Based on sourceforge cpulimit project. Many bug fixed.
below information is from cpulimit@sf
What is it? cpulimit is a simple program which attempts to limit the cpu usage of a process (expressed in percentage, not in cpu time). This is useful to control batch jobs, when you don't want them to eat too much cpu. It does not act on the nice value or other scheduling priority stuff, but on the real cpu usage. Also, it is able to adapt itself to the overall system load, dynamically and quickly.
System Requirements cpulimit should run on every Linux 2.2 or greater. It has been reported by several users that cpulimit works fine even on SMP hardware, but consider that if you have more than one cpu there is a little difference in the meaning of cpu usage (see below). If you can modify the source code of cpulimit to make it run in another OS, please notify me, so I can publish your code. I think that the only non-portable code is to iterate through the process list and get process statistics.

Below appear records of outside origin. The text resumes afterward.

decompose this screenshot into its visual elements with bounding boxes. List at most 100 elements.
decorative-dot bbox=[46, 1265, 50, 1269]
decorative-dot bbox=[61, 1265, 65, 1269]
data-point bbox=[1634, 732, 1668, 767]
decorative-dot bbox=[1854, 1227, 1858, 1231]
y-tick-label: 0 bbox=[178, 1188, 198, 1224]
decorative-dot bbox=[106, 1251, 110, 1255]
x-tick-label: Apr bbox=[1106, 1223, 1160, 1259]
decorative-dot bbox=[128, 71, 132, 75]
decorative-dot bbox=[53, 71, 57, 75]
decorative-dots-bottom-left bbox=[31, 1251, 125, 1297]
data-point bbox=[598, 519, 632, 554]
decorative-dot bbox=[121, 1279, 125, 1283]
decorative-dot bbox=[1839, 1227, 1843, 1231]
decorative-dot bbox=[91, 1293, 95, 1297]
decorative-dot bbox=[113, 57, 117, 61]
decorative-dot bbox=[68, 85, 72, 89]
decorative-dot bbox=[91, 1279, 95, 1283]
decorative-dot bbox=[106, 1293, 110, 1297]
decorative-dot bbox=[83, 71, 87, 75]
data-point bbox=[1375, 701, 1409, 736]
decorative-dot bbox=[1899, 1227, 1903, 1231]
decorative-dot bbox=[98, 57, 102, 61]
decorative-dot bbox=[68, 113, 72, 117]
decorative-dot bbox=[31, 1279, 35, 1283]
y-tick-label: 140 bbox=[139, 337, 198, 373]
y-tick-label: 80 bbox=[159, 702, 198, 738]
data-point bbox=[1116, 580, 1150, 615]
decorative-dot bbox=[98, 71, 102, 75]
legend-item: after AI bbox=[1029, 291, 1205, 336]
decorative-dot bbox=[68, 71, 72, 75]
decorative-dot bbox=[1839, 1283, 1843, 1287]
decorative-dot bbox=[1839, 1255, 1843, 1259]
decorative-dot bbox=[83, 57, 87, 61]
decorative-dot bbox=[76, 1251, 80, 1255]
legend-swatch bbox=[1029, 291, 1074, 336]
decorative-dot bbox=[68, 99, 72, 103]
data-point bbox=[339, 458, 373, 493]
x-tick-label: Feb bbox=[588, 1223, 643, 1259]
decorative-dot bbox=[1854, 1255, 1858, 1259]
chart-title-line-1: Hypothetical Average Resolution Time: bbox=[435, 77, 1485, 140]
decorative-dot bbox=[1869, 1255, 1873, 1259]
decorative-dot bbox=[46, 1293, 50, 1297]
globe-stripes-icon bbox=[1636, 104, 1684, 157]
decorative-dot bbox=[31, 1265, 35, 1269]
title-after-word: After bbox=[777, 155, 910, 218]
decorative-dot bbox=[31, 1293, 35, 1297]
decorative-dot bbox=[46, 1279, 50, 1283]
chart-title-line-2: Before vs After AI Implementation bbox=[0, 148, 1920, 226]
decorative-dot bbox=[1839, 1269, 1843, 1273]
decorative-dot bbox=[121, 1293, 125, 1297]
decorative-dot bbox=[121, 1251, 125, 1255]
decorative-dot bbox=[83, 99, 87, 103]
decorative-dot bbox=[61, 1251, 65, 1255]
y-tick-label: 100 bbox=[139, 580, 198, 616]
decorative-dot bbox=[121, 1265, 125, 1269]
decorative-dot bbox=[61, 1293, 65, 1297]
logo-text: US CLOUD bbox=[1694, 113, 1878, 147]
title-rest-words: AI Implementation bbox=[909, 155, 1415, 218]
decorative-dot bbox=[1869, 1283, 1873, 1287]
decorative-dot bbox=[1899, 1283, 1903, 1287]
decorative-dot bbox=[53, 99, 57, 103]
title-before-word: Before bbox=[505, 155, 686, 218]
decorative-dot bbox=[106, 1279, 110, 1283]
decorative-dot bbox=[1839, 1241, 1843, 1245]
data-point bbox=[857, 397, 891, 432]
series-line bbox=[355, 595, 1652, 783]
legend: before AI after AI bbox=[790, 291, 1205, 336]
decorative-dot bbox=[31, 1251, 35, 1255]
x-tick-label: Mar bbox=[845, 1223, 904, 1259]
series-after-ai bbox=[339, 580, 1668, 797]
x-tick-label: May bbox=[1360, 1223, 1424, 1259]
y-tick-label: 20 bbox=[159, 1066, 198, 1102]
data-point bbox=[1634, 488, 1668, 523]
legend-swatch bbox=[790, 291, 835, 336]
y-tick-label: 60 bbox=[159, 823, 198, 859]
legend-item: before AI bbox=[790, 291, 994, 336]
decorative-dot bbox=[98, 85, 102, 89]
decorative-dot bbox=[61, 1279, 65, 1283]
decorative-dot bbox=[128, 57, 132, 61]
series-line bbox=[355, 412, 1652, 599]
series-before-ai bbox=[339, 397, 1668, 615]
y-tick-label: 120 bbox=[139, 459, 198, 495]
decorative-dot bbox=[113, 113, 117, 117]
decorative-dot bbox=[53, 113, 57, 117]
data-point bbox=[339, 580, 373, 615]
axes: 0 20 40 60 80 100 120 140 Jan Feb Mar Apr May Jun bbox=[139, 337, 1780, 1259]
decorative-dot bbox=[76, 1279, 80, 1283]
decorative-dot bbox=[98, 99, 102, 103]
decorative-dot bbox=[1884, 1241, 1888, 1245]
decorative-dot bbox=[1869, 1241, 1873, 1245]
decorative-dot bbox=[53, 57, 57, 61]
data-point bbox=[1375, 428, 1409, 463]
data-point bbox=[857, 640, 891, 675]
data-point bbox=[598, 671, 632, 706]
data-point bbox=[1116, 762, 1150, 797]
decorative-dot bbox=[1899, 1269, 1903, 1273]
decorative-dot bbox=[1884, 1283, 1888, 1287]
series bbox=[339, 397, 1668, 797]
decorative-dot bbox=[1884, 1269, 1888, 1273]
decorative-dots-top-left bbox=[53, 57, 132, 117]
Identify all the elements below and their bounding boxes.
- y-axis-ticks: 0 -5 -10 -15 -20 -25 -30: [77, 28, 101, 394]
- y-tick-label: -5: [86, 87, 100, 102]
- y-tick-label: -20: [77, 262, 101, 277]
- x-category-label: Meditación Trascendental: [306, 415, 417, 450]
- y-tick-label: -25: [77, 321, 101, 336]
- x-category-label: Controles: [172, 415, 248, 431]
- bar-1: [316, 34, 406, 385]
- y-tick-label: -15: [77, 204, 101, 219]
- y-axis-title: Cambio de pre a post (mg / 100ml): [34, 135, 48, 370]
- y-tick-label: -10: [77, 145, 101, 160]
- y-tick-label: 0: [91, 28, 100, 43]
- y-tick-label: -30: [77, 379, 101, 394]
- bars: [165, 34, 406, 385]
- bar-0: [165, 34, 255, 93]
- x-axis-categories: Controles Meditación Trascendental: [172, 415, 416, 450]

Examples of use Limit the process 'bigloop' by executable name to 40% CPU:
cpulimit --exe bigloop --limit 40 cpulimit --exe /usr/local/bin/bigloop --limit 40
Limit a process by PID to 55% CPU:
cpulimit --pid 2960 --limit 55
Launch a process by command line and limit it to 40% (in development version only!):
cpulimit --limit 40 /etc/rc.d/rc.boinc start
Notes
If your machine has one processor you can limit the percentage from 0% to 100%, which means that if you set for example 50%, your process cannot use more than 500 ms of cpu time for each second. But if your machine has four processors, percentage may vary from 0% to 400%, so setting the limit to 200% means to use no more than half of the available power. In any case, the percentage is the same of what you see when you run top.